Islamophobie - Islam - Islamisme
par Christian Labrune
samedi 17 janvier 2015
L'islamophobie, c'est quoi ?
Qu'est-ce qu'une phobie ? « Une phobie, du grec ancien phobos (φόβος), frayeur ou crainte est une peur démesurée d'un objet ou d'une situation précise ». C'est la définition qu'en donnent Wikipedia et tous les dictionnaires.
Il existe une entrée « islamophobie » dans Wikipedia, où sont rappelées de nombreuses critiques du caractère aberrant et calamiteux d'une telle formation linguistique. Triturer la langue, c'est le propre de tous les totalitarismes et Victor Klemperer avait très bien analysé la manière dont la propagande nazie s'était d'abord attachée à pervertir la langue allemande ; qui ne se souvient également des excellentes analyses d'Orwell dans 1984, qui permettent aux maîtres du système, par le novlangue, d'entrer à l'intérieur des têtes pour induire à une doublepensée (voir l'article dans Wikipedia) qui est empêchement de toute pensée libre. On a souvent cité ces derniers temps cette phrase de Camus : « Mal nommer les choses, c'est ajouter au malheur du monde ». Eh bien oui, mais il ne suffit pas de citer Camus, il faut mettre en pratique l'exigence de clarté qu'il pose, et tâcher de réfléchir sur le sens des mots les plus galvaudés.
Face à l'objet de sa peur, le sujet atteint de phobie préfère toujours la fuite. Tout l'effort des thérapies comportementales consiste précisément, pour le guérir, à le persuader d'affronter très progressivement l'objet qui le terrifie. Mais tous ceux qui se retrouvés au grand rassemblement qui s'est spontanément formé à la République le soir de la fusillade à Charlie Hebdo auront pu remarquer une chaîne de manifestants traversant la place, chacun portant une lettre constituée de leds et formant ensemble ces deux mots lumineux : « Not afraid ». Ceux-là n'étaient assurément pas des islamophobes : l'islam, sous la forme la plus extrême et la plus répugnante qu'il venait de prendre, ils tenaient à le dire, ne leur faisait pas peur.
L'islamophobie, si on est soucieux de ce que les mots veulent dire, c'est donc la peur de l'islam. Qui a peur, en France, de l'islam ? Eh bien, ceux qui refusent de l'affronter et préfèrent s'y soumettre sans discussion, quitte à nier même qu'il soit visible, qu'on puisse le remarquer dans la société française ou qu'il fasse problème en quelque manière. Il vaudrait mieux cesser d'en parler, disent-ils, et n'y plus penser. Ils souhaiteraient même qu'on interdise toute prise de position qui ne fût pas favorable à cette belle religion. On peut tout de suite donner quelques exemples de ce type de comportement d'évitement : ce sera le brave Askolovitch, ami des salafistes, ou bien le sycophante moustachu de Mediapart. C'est encore notre Président de la République qui, le lendemain d'un attentat perpétré au nom de cette religion, et pour venger son Prophète, commence une déclaration devant la presse en disant que tout cela n'a rien à voir avec l'islam. Le discours de Valls devant la représentation nationale, le lendemain, n'hésitait pas, fort heureusement, à corriger le tir et à appeler un chat un chat : nous étions en guerre, et en guerre contre un fanatisme islamiste.

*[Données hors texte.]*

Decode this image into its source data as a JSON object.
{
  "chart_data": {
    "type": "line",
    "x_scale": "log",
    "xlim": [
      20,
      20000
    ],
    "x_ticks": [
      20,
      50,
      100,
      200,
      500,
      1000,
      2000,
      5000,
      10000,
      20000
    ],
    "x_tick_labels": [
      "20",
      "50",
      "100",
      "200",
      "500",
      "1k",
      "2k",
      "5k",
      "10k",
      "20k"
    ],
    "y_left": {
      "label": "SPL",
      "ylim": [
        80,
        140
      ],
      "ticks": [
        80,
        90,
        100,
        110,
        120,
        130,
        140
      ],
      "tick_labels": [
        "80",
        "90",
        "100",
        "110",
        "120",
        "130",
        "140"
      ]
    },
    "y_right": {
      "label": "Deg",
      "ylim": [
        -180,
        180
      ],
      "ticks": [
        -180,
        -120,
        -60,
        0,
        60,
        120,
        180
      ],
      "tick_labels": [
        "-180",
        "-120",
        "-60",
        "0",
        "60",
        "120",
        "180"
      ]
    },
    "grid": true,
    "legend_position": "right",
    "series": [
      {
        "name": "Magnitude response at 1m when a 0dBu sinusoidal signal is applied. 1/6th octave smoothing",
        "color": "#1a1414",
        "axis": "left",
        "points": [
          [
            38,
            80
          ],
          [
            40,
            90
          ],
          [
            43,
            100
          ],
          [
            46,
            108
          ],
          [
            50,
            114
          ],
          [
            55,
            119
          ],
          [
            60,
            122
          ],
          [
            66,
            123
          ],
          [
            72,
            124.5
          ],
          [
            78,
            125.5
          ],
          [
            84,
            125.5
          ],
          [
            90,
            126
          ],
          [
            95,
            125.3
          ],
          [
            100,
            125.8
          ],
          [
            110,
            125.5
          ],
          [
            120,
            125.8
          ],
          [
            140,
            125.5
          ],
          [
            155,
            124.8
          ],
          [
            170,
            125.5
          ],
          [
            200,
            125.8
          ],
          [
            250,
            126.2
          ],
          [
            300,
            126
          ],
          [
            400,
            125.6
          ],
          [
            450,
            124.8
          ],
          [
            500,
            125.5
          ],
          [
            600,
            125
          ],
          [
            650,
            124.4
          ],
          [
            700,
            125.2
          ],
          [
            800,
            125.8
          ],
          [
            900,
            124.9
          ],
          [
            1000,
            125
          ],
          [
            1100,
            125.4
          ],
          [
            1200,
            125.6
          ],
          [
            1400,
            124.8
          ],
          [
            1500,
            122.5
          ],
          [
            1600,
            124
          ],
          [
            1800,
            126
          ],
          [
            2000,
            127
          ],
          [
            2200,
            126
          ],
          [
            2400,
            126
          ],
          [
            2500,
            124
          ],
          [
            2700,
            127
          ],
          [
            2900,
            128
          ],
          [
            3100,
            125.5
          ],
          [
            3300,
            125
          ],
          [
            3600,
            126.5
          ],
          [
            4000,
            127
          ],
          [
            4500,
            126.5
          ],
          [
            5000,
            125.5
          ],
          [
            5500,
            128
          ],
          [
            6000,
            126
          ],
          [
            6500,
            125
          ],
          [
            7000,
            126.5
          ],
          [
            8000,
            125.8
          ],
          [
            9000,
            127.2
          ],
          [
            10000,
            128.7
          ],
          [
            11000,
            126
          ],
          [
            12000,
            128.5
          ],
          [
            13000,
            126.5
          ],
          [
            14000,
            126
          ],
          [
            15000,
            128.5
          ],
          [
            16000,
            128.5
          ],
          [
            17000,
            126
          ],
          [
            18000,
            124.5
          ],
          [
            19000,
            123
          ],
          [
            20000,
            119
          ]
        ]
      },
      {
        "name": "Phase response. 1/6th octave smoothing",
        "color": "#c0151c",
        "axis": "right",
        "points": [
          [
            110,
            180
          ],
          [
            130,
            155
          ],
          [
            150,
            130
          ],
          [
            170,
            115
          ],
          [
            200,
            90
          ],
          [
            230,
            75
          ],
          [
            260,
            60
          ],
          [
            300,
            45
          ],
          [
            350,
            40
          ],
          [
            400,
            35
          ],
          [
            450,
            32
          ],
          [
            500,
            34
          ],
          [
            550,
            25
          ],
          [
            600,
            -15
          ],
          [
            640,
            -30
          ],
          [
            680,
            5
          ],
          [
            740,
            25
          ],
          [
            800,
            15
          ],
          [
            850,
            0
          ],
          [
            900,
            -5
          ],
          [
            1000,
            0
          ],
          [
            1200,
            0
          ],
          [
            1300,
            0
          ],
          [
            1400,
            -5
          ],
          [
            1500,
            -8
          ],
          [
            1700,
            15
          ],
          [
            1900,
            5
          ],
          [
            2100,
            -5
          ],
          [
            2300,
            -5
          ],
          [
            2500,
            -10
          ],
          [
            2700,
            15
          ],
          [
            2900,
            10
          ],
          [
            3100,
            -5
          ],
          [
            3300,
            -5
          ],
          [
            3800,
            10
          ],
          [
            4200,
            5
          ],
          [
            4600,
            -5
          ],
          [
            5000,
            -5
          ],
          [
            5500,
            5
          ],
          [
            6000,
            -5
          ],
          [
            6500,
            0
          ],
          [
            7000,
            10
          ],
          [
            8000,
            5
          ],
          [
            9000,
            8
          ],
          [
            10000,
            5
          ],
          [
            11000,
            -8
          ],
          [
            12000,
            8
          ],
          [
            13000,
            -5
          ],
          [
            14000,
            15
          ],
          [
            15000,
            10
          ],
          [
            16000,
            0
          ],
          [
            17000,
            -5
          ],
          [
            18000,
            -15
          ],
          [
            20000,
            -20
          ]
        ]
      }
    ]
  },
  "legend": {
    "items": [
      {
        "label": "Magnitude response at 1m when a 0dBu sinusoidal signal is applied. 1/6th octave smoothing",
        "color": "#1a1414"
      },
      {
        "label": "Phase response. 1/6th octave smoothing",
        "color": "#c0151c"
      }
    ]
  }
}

Askolovitch, Pleynel, Hollande, son Ministre des Affaires étrangères et beaucoup d'autres sont des islamophobes, et plus encore quelques députés socialistes auteurs d'une « Résolution » scélérate votée le 2 décembre dernier (ils auraient pu choisir une autre date que celle d'un coup d'état fort peu « républicain !) et très favorable aux entreprises du terrorisme palestinien à seule fin -on le sait par le Canard enchaîné-, de complaire à un électorat issu de l'immigration, qu'on craint d'avoir durablement mécontenté avec le « mariage pour tous ». On a très PEUR de s'être aliéné ces électeurs, on tient donc à les caresser dans le sens du poil, quel que soit par ailleurs le prix à payer : pour l'instant, fermons les yeux, on verra plus tard. Ainsi font les autruches.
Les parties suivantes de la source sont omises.